Om dit van te voren en vóór alles vastgestelde doel te bereiken, heeft Hij dan eerst besloten, om zulke redelijke wezens te scheppen, vervolgens om ze te zamen te doen vallen in zonde, en eindelijk om het uitverkoren deel der menschheid 12 door Christus tot de zaligheid te leiden en een ander verworpen deel op den weg der zonde toe te bereiden tot het eeuwig verderf.

Het supralapsarisme, dat in overeenstemming met de door het denken geëischte orde de vaststelling van het doel aan die van de middelen laat voorafgaan, verdient daarom naar deze voorstelling boven het infralapsarisme de voorkeur. Wel is het eene harde waarheid; maar ook indien zij niet confessioneel mocht zijn, is zij zeer stellig Schriftuurlijk.
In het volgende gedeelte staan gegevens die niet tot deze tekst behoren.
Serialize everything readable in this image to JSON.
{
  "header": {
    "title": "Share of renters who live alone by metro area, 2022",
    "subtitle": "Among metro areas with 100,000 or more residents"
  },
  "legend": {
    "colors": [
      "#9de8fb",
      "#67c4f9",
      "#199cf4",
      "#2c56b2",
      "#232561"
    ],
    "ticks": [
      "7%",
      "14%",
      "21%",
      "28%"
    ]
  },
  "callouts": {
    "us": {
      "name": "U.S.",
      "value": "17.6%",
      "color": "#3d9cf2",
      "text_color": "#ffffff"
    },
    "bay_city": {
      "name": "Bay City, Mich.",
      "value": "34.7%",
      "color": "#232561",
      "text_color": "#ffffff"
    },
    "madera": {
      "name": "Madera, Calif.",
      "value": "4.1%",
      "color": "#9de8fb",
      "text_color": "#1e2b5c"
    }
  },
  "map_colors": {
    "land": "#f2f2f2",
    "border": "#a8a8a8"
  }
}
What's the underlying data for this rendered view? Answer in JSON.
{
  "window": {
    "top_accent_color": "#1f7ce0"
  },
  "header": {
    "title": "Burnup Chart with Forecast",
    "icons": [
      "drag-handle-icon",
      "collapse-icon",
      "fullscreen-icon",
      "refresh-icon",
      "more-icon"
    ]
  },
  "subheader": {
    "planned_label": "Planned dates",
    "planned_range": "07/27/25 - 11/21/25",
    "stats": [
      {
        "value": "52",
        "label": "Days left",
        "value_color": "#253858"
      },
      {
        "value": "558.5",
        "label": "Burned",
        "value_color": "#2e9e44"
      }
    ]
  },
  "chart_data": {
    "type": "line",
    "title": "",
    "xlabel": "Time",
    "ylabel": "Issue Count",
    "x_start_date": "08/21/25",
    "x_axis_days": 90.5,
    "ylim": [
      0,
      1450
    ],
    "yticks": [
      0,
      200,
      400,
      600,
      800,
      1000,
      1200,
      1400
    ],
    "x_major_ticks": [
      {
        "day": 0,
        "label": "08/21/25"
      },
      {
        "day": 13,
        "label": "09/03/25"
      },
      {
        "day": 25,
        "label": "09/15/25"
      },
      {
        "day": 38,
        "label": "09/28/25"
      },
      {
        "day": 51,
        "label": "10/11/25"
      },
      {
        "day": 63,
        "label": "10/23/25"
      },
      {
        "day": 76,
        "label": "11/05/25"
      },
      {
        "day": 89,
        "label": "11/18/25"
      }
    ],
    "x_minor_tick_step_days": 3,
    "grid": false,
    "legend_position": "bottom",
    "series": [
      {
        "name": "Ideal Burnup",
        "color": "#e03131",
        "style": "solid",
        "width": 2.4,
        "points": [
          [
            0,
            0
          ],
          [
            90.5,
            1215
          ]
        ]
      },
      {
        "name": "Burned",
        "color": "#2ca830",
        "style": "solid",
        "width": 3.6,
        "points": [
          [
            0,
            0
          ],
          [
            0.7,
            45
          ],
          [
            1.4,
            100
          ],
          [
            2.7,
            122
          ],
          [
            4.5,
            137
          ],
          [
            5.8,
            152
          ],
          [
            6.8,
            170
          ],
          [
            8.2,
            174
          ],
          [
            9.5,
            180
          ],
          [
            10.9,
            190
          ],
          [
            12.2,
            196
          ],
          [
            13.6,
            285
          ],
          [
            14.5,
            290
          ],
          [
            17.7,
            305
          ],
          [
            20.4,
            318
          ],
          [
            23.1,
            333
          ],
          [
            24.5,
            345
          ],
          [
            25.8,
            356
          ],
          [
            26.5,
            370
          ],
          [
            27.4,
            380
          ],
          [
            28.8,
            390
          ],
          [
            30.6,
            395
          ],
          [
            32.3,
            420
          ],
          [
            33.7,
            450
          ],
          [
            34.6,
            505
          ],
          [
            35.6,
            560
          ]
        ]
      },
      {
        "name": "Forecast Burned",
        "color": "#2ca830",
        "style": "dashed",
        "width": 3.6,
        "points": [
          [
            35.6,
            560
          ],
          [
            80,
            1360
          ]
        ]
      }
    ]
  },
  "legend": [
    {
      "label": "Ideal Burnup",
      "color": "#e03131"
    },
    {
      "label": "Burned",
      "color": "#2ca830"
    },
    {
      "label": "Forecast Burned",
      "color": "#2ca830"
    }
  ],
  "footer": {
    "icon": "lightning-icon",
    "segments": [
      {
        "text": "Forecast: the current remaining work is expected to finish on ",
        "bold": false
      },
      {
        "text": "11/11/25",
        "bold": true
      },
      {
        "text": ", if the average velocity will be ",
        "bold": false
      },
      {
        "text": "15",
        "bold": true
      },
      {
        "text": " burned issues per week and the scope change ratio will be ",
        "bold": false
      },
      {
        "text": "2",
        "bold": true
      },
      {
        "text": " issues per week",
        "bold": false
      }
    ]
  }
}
Het supralapsarisme is n.l., zoo drukt men zich eene enkele maal op dit standpunt uit, gelijk aan den arts, die aan een teringlijder, welke zeker den dood tegemoet gaat, dat is in dit geval, aan den niet-verkorene, aan den verworpene de waarheid der verwerping heeft aan te zeggen. Het is gelijk aan den rechter, die aan een schuldige en ter dood veroordeelde het doodvonnis heeft bekend te maken. En wel moeten die arts en die rechter dit nu zeer zeker doen met deernis in het hart, met droefheid vervuld en door ontferming bewogen. Maar dat betreft toch slechts den vorm en de wijze, en doet tot de zaak zelve niets af. Het supralapsarisme is de verkondiging van de waarheid der verwerping aan den verworpene.

Evenzoo is dan al verder de verkondiging van het evangelie niets anders dan het bekend maken van de eeuwige zaligheid aan den verkorene, het aan het licht brengen van wat eeuwig reeds bestond.

Immers, met de verkiezing valt, bij deze voorstelling der waarheid, de rechtvaardigmaking saam. De uitverkorenen worden niet eerst in den tijd, zij zijn van eeuwigheid gerechtvaardigd. Abraham bijv. was reeds gerechtvaardigd vóór de grondlegging der wereld. In den tijd werd 13 hij slechts gerechtvaardigd voor de vierschaar zijner conscientie en ontving hij de wetenschap van zijne rechtvaardiging.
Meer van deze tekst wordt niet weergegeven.